Ethique biomédicale et biologie systémique

7  décembre 2004 | par Henri Atlan

L’éthique biomédicale ne concerne pas seulement les applications des biotechnologies, mais aussi la diffusion du savoir biologique et des représentations qu’il véhicule. Les résultats des séquençages de génomes, qui étaient censés découvrir le Graal, ont montré au contraire les limites du réductionnisme génétique qui avait dominé la biologie depuis plus d’une trentaine d’années. D’autres découvertes comme celle du prion, et la (re)découverte de l’importance de facteurs épigénétiques dans le développement, à l’occasion notamment des réussites de clonage reproductif de mammifères, ont montré que l’image d’un programme génétique qui dirigerait le développement et le fonctionnement des organismes à la façon d’un programme d’ordinateur devait être profondément révisée. Le génome fonctionne plus comme une mémoire passive que comme un programme. Il est contrôlé par l’organisme au moins autant qu’il le contrôle. Chaque gène peut être impliqué dans la synthèse de plusieurs protéines et une même protéine peut avoir des fonctions différentes, suivant son environnement physico-chimique dans la cellule et ses interactions avec d’autres protéines. Cet état des choses est décrit par des expressions diverses qui expriment les enjeux de la recherche biologique nouvelle : post-génomique, génomique fonctionnelle, protéomique, cellulomique, biocomplexité, biologie systémique, etc...

Mais le rejet du déterminisme génétique réductionniste ne veut pas dire le rejet de déterminismes biologiques, non réduits à la génétique, au profit du retour à un holisme vitaliste, sous la forme d’une spontanéité et d’une liberté de la "Vie", venues d’ailleurs. En fait, il s’agit de prendre la mesure de la complexité des réseaux d’interactions moléculaires et cellulaires qui constituent les structures des organismes et leurs fonctions.

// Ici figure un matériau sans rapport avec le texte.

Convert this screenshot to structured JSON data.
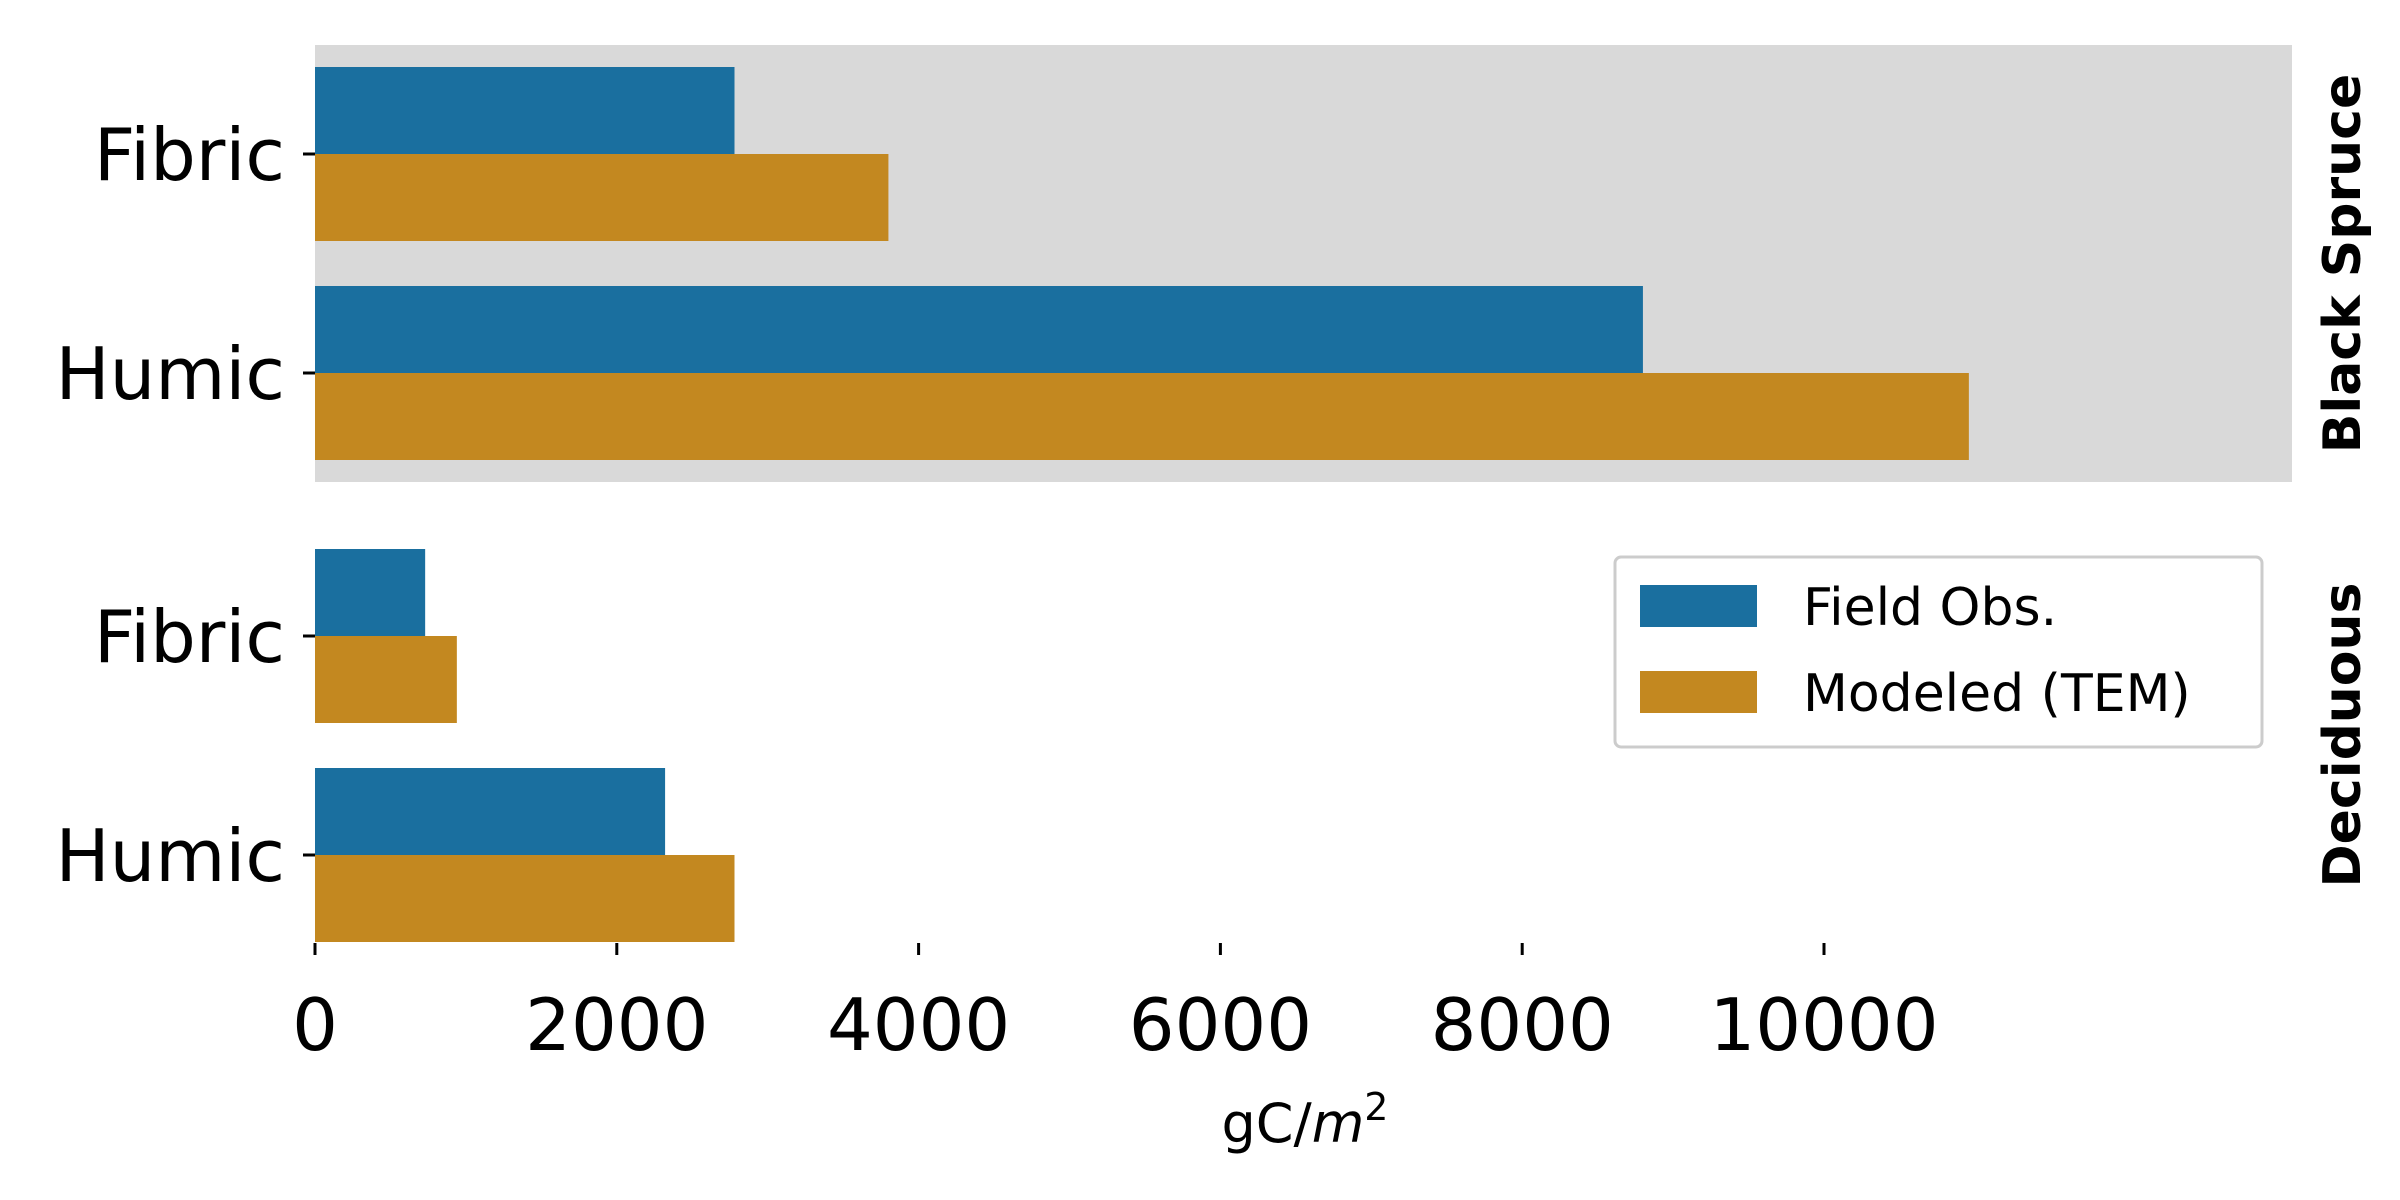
{
  "chart_data": {
    "type": "bar",
    "orientation": "horizontal",
    "xlabel": "gC/m²",
    "xlim": [
      0,
      11500
    ],
    "x_ticks": [
      "0",
      "2000",
      "4000",
      "6000",
      "8000",
      "10000"
    ],
    "categories": [
      "Fibric",
      "Humic"
    ],
    "series_colors": [
      "#1a6f9f",
      "#c38820"
    ],
    "legend": {
      "position": "upper-right of lower panel",
      "entries": [
        "Field Obs.",
        "Modeled (TEM)"
      ]
    },
    "facets": [
      {
        "label": "Black Spruce",
        "background": "#d9d9d9",
        "series": [
          {
            "name": "Field Obs.",
            "values": [
              2780,
              8800
            ]
          },
          {
            "name": "Modeled (TEM)",
            "values": [
              3800,
              10960
            ]
          }
        ]
      },
      {
        "label": "Deciduous",
        "background": "#ffffff",
        "series": [
          {
            "name": "Field Obs.",
            "values": [
              730,
              2320
            ]
          },
          {
            "name": "Modeled (TEM)",
            "values": [
              940,
              2780
            ]
          }
        ]
      }
    ]
  }
}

Et pour cela, le maître-mot est celui de modélisation, en faisant appel à toutes les techniques mathématiques et informatiques déjà développées dans d’autres disciplines, en physique notamment, et à d’autres techniques de modélisation encore à développer. Mais il faut se garder là aussi d’ignorer les limites de la modélisation et notamment la sous-détermination des théories par les faits, qui est ici sous-détermination des modèles par les observations : de nombreux modèles différents peuvent parfois expliquer et prédire les mêmes observations, sans que celles-ci soient suffisantes pour permettre de décider si l’un des modèles, ou plusieurs, ou aucun d’entre eux, ne décrit la réalité d’un système naturel, quand celui-ci est constitué par un nombre assez grand d’éléments - molécules, cellules - en interactions. La sous-détermination des théories fut d’abord décrite par P. Duhem à propos de théories physiques, puis par W.V.Quine, à propos de théorie de la traduction. Nous l’avons rencontrée plus récemment lors des premiers essais de modélisation de réactions immunitaires complexes par réseaux de neurones formels (1). Mais la sous-détermination des modèles peut être autre chose qu’une insuffisance de la théorie : elle peut exprimer aussi une redondance réelle des structures du système naturel lui-même. Dans ce cas, en effet, la même fonction peut être réalisée par des voies et des connexions différentes.

(1) Sur cette question, on pourra consulter :

W.V. Quine, « Methodological reflections on Current Linguistic Theories », in Semantics of Natural Language, Davidson & Harman (eds), Dordrecht, Reidel, 1972, p. 442-454 ;

H.Atlan, « Automata theories in immunology : their utility and their underdetermination », in Bulletin of Mathematical Biology, 51, 2, 1989, p.247-253 ; « A biological novelty : neural computation of novelty in biology and in the biologist’s brain », in Substance, XIX, 4, Univ. Wisconsin Press, 1990,p.55-71 ;

et en français, P.Duhem, La théorie physique. Son objet, sa structure, Paris, Marcel Rivière & Cie, 1914 ;

H. Atlan, « L’intuition du complexe et ses théorisations », in Les théories de la complexité, dir. F. Fogelman-Soulié, Paris, Seuil, 1991, p. 9-41 ; et Tout, Non, Peut-être. Education et vérité, Paris, Seuil, 1991,p.130-164.